Western & Southern Life Insurance Company was founded in 1888 and has prided it's self on constant growth over the past 120 years. In 2008 record sales and revenue were hit and were with $5 million of the record operating profits (W&S, 2009).
W&S has four key missions that display their organizational structure and focus. The customer mission is to help customers meet the bulk of their financial needs by providing responsive, competitive life, health, retirement savings and investment products and services. Their home office mission is to develop increasingly profitable, long-term relationships with their customers, producers and other stakeholders. Their financial mission is to be a top-quartile performer in everything they do. Finally, their business development mission is to create profitable relationships with customers by providing needs-based products and services while observing the highest standards of ethics and business conduct (W&S, 2009).
W&S Organizational Elements
Looking into the subjective and objective approaches when trying to answer the question of what makes organization different can be taken for the many different ways one can analyze various concepts.

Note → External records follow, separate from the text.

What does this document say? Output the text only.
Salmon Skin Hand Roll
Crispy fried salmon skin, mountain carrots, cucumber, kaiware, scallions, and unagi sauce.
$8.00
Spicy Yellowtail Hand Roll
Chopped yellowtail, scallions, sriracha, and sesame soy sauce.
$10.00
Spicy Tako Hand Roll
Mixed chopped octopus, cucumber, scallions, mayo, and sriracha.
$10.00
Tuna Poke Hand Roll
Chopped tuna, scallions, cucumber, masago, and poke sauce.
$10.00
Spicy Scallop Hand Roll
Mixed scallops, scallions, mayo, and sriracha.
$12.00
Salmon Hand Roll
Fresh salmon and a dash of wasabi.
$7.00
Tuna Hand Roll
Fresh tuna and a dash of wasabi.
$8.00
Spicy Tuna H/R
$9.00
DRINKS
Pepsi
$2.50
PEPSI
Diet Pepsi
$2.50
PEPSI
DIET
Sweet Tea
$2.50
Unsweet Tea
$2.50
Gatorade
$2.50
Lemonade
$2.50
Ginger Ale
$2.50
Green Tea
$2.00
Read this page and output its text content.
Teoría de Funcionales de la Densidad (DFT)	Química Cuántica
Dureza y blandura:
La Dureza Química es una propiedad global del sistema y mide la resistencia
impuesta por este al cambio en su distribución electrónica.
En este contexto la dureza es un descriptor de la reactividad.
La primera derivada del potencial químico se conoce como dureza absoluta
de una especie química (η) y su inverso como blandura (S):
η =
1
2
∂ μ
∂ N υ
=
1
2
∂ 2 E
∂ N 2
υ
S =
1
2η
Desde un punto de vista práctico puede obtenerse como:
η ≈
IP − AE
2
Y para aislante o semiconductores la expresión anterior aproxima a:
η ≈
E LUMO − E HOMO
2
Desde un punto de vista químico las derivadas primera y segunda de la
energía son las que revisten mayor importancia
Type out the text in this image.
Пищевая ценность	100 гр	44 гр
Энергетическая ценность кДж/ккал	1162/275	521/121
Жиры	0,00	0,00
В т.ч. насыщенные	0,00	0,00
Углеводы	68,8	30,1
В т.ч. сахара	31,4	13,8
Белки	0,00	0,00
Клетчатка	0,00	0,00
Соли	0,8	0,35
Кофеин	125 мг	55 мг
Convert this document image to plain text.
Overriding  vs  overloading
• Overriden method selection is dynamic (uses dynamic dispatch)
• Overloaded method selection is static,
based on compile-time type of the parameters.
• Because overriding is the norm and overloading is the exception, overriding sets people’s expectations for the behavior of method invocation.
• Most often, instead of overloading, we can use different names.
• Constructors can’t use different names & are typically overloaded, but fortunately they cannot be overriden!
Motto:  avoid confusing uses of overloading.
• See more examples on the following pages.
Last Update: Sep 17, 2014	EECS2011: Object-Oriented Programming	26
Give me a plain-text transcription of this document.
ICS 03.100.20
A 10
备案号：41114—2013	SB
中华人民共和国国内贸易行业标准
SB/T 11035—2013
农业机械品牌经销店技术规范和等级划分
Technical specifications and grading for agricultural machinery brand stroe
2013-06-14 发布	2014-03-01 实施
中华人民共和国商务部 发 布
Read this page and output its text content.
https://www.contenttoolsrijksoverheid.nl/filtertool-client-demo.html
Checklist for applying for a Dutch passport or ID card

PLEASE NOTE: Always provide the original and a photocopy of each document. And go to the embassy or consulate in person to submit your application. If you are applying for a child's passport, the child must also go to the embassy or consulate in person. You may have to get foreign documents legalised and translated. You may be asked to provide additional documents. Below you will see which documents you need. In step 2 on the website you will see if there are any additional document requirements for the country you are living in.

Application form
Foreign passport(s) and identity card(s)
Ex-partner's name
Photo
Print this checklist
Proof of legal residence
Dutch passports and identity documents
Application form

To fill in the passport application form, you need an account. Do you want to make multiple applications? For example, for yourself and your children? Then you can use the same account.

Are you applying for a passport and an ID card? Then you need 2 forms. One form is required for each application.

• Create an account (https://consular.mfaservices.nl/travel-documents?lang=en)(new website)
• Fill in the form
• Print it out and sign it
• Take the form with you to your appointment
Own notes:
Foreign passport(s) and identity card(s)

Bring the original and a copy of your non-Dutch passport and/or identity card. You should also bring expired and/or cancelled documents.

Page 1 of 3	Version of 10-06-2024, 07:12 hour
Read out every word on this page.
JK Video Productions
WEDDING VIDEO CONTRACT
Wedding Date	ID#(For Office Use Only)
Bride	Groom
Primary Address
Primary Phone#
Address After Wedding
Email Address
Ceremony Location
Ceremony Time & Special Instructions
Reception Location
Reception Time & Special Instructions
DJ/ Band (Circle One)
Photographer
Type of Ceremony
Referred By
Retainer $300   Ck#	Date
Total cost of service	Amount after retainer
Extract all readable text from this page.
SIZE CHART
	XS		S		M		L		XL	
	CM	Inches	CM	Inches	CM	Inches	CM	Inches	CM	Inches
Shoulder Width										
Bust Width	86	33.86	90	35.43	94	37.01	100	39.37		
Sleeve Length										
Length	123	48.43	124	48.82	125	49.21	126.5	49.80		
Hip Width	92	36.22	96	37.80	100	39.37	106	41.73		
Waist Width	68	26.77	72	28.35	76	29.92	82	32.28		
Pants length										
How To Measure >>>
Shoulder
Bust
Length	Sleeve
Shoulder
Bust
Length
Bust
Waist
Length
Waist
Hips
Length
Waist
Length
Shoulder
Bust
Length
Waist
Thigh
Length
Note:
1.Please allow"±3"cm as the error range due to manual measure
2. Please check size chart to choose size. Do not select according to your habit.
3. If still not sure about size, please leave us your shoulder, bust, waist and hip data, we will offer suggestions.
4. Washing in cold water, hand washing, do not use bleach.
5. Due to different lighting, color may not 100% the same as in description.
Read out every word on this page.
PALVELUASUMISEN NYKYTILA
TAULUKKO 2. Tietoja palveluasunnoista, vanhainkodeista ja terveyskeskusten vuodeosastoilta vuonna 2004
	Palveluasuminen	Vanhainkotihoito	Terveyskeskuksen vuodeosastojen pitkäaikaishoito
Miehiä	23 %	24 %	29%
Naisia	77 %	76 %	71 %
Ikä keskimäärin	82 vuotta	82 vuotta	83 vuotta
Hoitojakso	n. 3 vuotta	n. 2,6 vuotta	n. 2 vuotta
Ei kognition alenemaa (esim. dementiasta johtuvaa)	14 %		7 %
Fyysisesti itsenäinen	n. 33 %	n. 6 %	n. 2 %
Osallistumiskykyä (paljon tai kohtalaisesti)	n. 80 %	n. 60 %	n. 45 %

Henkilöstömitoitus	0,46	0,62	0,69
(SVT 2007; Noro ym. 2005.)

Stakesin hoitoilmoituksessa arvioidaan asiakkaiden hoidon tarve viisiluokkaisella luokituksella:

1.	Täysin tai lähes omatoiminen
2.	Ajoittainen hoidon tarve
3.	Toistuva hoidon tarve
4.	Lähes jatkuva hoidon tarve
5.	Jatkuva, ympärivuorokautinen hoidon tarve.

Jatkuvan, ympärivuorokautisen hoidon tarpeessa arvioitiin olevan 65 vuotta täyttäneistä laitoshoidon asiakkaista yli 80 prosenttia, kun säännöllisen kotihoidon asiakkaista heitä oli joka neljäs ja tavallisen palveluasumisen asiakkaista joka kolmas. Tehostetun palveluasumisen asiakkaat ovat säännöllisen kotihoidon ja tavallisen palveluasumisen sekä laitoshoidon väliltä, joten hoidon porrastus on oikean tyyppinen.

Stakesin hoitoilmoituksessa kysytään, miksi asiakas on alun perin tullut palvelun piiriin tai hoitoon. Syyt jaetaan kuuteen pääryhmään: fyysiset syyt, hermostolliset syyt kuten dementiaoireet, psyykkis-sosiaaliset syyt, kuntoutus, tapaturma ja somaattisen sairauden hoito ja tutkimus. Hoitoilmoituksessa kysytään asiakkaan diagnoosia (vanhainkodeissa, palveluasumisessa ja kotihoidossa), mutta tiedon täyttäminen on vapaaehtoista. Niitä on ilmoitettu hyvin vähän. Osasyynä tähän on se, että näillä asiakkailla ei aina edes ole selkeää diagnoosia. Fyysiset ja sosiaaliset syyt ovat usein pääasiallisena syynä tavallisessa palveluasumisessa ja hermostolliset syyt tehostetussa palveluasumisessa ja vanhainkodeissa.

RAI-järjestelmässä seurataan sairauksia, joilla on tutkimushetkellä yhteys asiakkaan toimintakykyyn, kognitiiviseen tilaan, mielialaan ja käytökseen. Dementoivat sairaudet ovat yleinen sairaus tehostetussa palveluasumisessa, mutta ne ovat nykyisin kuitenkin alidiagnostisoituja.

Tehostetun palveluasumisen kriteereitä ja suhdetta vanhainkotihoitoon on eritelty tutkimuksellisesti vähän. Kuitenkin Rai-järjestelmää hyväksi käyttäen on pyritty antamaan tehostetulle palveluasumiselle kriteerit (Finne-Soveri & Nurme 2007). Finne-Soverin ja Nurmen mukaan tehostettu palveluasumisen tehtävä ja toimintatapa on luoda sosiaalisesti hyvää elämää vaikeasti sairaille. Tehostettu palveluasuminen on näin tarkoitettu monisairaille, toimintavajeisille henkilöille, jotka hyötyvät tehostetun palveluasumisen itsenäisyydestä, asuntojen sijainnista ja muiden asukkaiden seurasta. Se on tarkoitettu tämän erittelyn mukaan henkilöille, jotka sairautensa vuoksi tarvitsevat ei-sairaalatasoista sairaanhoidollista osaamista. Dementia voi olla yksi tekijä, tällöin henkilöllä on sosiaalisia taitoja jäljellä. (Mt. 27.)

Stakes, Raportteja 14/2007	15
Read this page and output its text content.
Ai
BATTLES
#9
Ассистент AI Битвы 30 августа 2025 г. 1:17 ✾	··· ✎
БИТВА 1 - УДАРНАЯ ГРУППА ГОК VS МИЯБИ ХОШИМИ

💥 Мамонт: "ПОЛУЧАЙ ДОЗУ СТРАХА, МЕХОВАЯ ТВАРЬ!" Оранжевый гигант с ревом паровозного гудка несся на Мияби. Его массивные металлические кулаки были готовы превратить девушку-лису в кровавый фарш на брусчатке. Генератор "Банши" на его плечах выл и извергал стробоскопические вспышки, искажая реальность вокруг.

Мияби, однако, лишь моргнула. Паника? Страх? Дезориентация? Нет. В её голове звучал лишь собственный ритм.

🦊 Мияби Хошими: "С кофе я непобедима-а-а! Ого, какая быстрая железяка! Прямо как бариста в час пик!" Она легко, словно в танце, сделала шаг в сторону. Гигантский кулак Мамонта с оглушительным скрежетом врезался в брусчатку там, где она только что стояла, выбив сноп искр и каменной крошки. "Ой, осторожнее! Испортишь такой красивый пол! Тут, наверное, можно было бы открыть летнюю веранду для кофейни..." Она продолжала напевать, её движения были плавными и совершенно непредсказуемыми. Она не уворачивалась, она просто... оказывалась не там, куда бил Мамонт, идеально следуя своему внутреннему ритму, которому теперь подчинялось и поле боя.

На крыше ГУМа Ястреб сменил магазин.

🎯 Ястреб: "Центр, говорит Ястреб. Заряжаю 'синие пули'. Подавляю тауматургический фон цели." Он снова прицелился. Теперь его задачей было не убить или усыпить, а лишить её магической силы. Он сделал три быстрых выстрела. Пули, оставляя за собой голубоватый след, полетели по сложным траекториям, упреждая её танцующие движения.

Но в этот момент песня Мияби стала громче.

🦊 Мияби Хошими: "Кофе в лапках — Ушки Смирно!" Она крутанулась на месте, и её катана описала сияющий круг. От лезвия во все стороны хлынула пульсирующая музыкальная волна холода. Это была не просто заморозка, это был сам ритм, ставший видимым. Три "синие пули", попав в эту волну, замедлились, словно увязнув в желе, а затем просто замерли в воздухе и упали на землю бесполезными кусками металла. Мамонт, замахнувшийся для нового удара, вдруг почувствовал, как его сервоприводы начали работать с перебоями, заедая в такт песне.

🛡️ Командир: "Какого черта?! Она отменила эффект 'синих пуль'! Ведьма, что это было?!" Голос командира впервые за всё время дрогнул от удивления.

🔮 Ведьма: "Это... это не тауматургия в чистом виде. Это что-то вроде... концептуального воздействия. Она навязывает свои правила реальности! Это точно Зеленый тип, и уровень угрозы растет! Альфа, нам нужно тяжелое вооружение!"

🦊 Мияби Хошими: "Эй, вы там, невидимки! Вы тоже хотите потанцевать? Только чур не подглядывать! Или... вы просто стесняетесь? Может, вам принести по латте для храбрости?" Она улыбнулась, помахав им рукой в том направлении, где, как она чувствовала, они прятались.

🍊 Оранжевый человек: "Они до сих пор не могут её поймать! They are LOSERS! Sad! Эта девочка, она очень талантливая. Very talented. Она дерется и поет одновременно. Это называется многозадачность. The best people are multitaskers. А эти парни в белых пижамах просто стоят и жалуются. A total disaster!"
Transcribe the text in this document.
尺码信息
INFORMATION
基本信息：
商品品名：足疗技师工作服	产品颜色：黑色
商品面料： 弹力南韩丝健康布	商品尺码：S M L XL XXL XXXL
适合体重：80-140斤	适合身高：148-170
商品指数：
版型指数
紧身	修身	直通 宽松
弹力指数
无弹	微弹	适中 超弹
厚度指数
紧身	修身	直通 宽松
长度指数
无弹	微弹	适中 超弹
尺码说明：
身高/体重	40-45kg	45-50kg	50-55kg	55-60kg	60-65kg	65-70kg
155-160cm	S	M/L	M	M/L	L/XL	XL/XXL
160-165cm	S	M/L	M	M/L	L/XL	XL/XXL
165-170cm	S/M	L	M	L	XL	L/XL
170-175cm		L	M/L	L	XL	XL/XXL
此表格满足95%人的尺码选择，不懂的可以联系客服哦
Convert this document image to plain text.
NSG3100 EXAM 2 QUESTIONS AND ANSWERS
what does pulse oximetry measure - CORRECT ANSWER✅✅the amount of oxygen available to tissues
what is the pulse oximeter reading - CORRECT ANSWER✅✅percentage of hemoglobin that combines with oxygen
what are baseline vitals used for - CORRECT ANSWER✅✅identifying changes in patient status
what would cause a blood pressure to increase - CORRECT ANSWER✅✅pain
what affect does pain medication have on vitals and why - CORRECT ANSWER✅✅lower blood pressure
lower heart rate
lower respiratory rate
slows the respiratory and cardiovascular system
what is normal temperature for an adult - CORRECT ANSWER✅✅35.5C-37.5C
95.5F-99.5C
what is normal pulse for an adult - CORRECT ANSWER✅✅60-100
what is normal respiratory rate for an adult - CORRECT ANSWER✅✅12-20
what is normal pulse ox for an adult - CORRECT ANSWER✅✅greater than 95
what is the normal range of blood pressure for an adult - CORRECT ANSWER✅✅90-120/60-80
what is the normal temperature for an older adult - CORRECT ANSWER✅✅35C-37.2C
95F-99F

W&S shows a strong correlation to centralized organizational structure as well as an equally strong correlation to the decentralized organizational structure. As seen in figure 1, the structure of the organization is constructed of executives and board members that are linked to many or all of the member companies. These executives, on large decisions, have the final vote or veto power. Among the departments within the various companies those who are closest to the project will draw conclusions and present those to their superiors. W&S as well as the member companies show Burns and Stalker's mechanistic structures. Figure 2 shows several examples of the hierarchy within different departments. This hierarchy shows the high formalization of what the roles are and how the responsibilities are spread from one level to the next. Suggestions are made at the lower levels and then the final decisions are made among the top of the hierarchy. Within W&S there are procedure manuals and guides for every task including work orders to request slight changes in procedure in order to document the trail of event. The organization is considered to have a flat organizational structure due to the high number of departments. Within those departments is the tall organizational structure due to the many hierarchical levels.